I’ve fooled around with boys in my past. I’ve done things that I wasn’t suppose to be doing at a young age. I’ve felt hurt, rejected, used, broken and dirty. I really haven’t gone too far but I’ve gone far enough to know that it just wasn’t worth it. I’ve gone far enough to feel worthless and empty, yearning for someone to care and love me. Yearning for that feeling of happiness and self-worth to return. Yearning for love, that’s for sure. God has used my experiences to shape me, truly from the inside out.
This year I’ve realized my self-worth, not only as a woman but as one of God’s children, one of the Lord’s daughters. The Lord showed me exactly how much I mean to Him and how worthless it was for me to indulge in meaningless acts of sexual desires. It’s no conquincidence that many of us feel dirty and gross after any sexual activity, more so when it’s between two individuals who are unmarried.
God has shown me how to respect the eyes of those around me. I try to dress conservatively and covered, not only because of personal preference but because of modesty. My heart is more important than my physical features/appearance. God showed me that I belong to one person, being the person who I will marry one day (if I ever do) and that I shouldn’t share the things I would with my husband to other males out there. But most importantly, God showed me my complete worth in Him. He gave me that understanding that He created me and knows me the very best. That HE KNOWS me so well. He knows my thoughts, he knows when I sleep, He knows when I’m upset and miserable, He knows when I care for others, He knows when I don’t show love, He knows even where I’ll be 10 years from now. He knows ME. And He LOVES what He has made.

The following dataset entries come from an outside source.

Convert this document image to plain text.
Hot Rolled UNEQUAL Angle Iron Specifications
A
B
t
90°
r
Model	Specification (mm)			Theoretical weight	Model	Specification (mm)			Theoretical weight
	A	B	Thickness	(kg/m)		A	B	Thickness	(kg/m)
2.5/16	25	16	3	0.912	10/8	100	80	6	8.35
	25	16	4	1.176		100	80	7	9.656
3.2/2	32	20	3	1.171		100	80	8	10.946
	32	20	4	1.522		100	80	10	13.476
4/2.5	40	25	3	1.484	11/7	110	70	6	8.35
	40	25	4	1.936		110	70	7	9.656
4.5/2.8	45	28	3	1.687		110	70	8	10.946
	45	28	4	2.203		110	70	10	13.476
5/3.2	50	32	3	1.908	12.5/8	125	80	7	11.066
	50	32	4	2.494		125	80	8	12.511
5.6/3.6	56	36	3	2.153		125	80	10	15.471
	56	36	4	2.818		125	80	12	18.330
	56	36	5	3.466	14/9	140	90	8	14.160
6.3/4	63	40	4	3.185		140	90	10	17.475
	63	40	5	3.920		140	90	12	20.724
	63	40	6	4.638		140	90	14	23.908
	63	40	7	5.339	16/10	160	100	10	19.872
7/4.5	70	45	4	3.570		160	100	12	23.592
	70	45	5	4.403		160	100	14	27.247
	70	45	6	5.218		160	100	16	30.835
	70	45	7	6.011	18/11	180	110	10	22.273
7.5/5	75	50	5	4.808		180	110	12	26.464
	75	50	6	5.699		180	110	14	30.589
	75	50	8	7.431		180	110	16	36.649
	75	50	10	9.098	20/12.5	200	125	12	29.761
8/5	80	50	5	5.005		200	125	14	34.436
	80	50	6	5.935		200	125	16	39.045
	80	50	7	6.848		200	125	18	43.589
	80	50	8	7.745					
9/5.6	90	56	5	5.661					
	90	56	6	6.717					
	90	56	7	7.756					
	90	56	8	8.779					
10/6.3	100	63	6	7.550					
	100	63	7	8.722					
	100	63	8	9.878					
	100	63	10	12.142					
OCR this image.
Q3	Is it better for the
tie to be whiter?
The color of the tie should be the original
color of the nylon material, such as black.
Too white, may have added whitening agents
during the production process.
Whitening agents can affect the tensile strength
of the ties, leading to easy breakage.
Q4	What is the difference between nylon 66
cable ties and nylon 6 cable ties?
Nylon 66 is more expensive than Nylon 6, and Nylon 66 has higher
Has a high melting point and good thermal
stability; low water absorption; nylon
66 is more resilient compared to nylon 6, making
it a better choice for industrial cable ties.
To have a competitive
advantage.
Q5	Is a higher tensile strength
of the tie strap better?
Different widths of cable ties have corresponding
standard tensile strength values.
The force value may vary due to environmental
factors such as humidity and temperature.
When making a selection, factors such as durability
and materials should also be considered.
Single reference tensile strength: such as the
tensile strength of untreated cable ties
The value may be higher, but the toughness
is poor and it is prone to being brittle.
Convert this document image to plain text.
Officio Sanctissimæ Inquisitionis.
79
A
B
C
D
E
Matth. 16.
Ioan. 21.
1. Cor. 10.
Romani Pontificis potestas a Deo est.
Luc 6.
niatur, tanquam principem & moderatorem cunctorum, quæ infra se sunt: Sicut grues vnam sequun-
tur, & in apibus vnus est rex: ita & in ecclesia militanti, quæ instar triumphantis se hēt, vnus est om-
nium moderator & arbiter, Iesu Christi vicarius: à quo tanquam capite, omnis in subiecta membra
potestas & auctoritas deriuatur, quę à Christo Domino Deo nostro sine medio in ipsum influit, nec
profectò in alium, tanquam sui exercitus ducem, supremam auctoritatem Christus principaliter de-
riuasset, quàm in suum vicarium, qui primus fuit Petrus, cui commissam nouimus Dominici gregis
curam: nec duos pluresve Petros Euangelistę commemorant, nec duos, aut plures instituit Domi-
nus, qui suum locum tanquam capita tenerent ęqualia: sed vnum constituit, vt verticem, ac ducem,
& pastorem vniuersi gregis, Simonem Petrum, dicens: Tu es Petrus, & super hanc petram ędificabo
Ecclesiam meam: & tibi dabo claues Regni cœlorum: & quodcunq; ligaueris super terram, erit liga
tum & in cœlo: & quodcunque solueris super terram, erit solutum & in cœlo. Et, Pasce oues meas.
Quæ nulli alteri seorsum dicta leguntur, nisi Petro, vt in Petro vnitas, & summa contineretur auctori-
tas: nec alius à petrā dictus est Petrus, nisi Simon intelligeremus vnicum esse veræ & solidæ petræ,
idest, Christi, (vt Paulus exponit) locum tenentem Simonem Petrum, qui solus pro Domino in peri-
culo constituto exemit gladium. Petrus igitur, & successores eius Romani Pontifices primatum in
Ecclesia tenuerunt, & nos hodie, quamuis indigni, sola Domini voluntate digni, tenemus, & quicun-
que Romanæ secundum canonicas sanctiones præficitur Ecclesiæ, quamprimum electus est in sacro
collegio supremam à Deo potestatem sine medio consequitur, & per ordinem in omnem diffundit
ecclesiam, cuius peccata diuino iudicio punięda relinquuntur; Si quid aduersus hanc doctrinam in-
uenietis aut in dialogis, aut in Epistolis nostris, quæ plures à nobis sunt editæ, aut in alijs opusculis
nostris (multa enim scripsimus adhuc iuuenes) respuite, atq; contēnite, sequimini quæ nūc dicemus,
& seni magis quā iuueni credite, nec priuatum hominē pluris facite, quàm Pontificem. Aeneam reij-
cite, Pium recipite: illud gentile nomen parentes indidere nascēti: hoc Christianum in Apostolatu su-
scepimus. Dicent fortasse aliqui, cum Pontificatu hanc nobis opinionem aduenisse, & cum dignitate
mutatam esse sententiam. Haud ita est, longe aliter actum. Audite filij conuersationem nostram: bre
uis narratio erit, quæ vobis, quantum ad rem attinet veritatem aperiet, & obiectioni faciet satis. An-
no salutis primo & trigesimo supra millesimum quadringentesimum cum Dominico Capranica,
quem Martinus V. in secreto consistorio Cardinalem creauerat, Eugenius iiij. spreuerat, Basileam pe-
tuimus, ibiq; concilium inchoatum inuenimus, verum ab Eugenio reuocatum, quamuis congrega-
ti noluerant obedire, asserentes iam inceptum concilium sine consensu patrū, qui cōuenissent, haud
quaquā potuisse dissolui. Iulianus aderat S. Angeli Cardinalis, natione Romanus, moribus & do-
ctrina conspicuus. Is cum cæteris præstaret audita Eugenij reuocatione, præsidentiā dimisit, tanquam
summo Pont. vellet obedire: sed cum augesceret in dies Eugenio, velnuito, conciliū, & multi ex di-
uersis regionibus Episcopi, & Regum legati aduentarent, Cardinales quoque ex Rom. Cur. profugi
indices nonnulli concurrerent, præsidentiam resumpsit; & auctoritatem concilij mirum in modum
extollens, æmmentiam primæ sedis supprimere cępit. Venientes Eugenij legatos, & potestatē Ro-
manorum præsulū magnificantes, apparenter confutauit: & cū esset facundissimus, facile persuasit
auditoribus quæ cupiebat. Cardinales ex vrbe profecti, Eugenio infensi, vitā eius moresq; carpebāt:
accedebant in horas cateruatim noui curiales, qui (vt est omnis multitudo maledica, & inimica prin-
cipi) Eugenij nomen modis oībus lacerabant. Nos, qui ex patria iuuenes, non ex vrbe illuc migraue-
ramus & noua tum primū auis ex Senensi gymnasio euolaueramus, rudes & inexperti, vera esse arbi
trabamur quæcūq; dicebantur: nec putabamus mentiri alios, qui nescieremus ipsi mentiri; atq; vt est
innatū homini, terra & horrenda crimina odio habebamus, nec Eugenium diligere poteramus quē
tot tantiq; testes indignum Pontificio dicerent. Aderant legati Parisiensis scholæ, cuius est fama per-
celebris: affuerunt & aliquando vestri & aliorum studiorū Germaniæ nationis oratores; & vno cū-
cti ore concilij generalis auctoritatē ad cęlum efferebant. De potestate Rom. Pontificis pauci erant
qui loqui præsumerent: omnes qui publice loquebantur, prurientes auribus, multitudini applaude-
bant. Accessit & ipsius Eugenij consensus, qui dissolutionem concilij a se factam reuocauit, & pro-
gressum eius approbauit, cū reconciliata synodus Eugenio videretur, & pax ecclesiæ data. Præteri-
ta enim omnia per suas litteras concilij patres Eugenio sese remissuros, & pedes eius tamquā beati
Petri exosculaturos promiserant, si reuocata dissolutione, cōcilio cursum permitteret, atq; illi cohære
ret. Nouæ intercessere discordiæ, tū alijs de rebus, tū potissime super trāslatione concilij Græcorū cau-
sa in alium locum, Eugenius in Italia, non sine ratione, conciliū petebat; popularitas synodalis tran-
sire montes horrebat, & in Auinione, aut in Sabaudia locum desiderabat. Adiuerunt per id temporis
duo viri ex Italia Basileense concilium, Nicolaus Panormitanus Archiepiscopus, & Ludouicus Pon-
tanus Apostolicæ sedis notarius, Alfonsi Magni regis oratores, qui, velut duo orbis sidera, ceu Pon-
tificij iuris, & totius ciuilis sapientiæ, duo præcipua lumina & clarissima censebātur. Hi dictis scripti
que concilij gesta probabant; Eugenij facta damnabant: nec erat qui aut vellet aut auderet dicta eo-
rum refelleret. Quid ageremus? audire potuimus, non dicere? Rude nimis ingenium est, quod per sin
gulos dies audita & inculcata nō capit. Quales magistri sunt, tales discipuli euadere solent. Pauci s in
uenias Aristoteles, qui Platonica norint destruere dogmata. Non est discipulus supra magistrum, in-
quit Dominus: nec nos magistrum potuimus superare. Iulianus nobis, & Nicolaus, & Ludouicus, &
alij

Since He LOVES me so greatly, it’s also my job to respect that and LOVE me too.
The Lord showed me just how valuable my body is. He knew that indulging in sexual acts wouldn’t fulfill me as much as He would. And he KNEW how broken myself, and many others, would feel once we engaged in it when we weren’t suppose to.
I just want you to know that the Lord loves you, and wants to protect you. He is mesmerized by your heart and who YOU are. Take care of yourself.
Know that HIS divine LOVE will carry you through your struggles, temptation and feelings of worthlessness. Hold on tight. He LOVES what He has MADE!
Father God, i just want to thank you for all of your children, young and old. I pray that you help us to see how worthy we are to You and how much you care for our well-being. Please forgive us for the time we have neglected Your discipline and allow our hearts to learn how to love Your discipline. Thank you for the experiences we have all had in our lives, whether we know you or not. Thank you that you use it for Your good. Help us to be strong in our daily walk and remember the God we serve and belong to. Help us to stay pure and loving to our friends, companions and strangers we come across. Thank you for allowing Your son, Jesus Christ, to die for all of our sins, past or present. Most importantly help us to love you more and more with all of our HEART, STRENGTH, SOUL and BODY! Let us be victorious for you, all of our days. Thank you for loving us, always.